John Ryan’s Living Wage, written in 1906

John A. Ryan 2013 and the origins of a “Living Wage”: Considered to be the foremost social justice advocate of his day (early 20th century), Ryan argued that every person, because they are “endowed by nature or rather by God, with the rights that are requisite to a reasonable development of his personality,” has a natural right to share in the earth’s products. The primary natural right to subsist on the bounty of the earth exists at all times; in an industrial society that right takes the form of a living wage. Subsistence, a bare livelihood, is the product of man’s right to life; a “decent livelihood” is demanded by man’s dignity.

Robert Koehler – 2013: Defending peace – “9/11, Bush, the war on terror — these things have shattered the national soul. This is the new normal — an Orwellian permanent war, now hardly more than background noise. This sort of thing I never, of course, foresaw in my younger days. Now the quest for peace has intensified in urgency tenfold or a hundredfold. Human civilization is unraveling environmentally, politically, culturally, spiritually. A warped economic system depends on war: the military-industrial complex, the prison-industrial complex. We have a system that requires enemies, that weeds people out. To hear the stories of those who are on the wrong side of the divide, whether at home or abroad is so heartbreaking, but what it has done is open up the urgency of peace like never before — the urgency of learning how to build a new sort of society, based on connectedness, the Golden Rule.”

John Bonifaz – 2013: “I don’t want to diminish the enormous amounts of grass roots political power we saw in this last election cycle,” he added. “There were a lot of efforts to fight back against the power of big money. But the underlying theme here is that big money has an enormous influence disproportionately in our political process today and unless we restore democracy to the people, unless we allow for Congress and the states through a constitutional amendment to set reasonable spending limits on campaign finance and make it clear that corporations are not people, the matters are only going to get worse.”

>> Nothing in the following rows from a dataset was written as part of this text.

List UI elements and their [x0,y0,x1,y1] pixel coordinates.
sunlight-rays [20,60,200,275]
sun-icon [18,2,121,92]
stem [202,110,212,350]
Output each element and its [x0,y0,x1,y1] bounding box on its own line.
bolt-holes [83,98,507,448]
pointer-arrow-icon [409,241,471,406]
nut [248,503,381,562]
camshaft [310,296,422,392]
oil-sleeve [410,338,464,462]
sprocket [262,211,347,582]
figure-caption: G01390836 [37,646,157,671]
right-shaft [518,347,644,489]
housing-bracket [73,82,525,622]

Fighting for economic and social justice is nothing new for Sister Simone and NETWORK, a 40-year-old organization.

Simone Campbell – 2012: “The struggle right now is for the soul of our nation.  Are we going to continue to be fearful individuals who don’t look out for one another? Frankly, only rich people can pander to individualism because poor people know you have to work together.  You have to cooperate.  We found much more community among low-income people, where our sisters work than even what we found even in our ‘friend raisers’ where we found middle class folks who felt so isolated and adrift.  The response to our bus tour was so overwhelmingly positive.  It was awesome. The $64,000 question of course is, what happens next?”

Wendell Potter – 2012: “Be skeptical about what you hear. Know that almost everyone you hear expressing a point of view has an agenda. Don’t outsource your thinking to TV commentators. Take the time to try and educate yourself. We all lead busy lives, but educating yourself is important. Think beyond yourself. Think about your children and the kind of world we’re creating for them. It’s important to spend a little time to get informed before you pull a voting lever.”

Brad Friedman – 2011: “The systems we use for voting are absolutely insane and the fact that it’s not considered a problem is insane.  And if you look back to Watergate, which was an undermining of our system of democracy, it is so much easier now than it was during Watergate to do just that.  You now have one person, who with a few keystrokes on a computer can flip the results of an entire election with no possibility of ever being detected.  It’s just that easy.”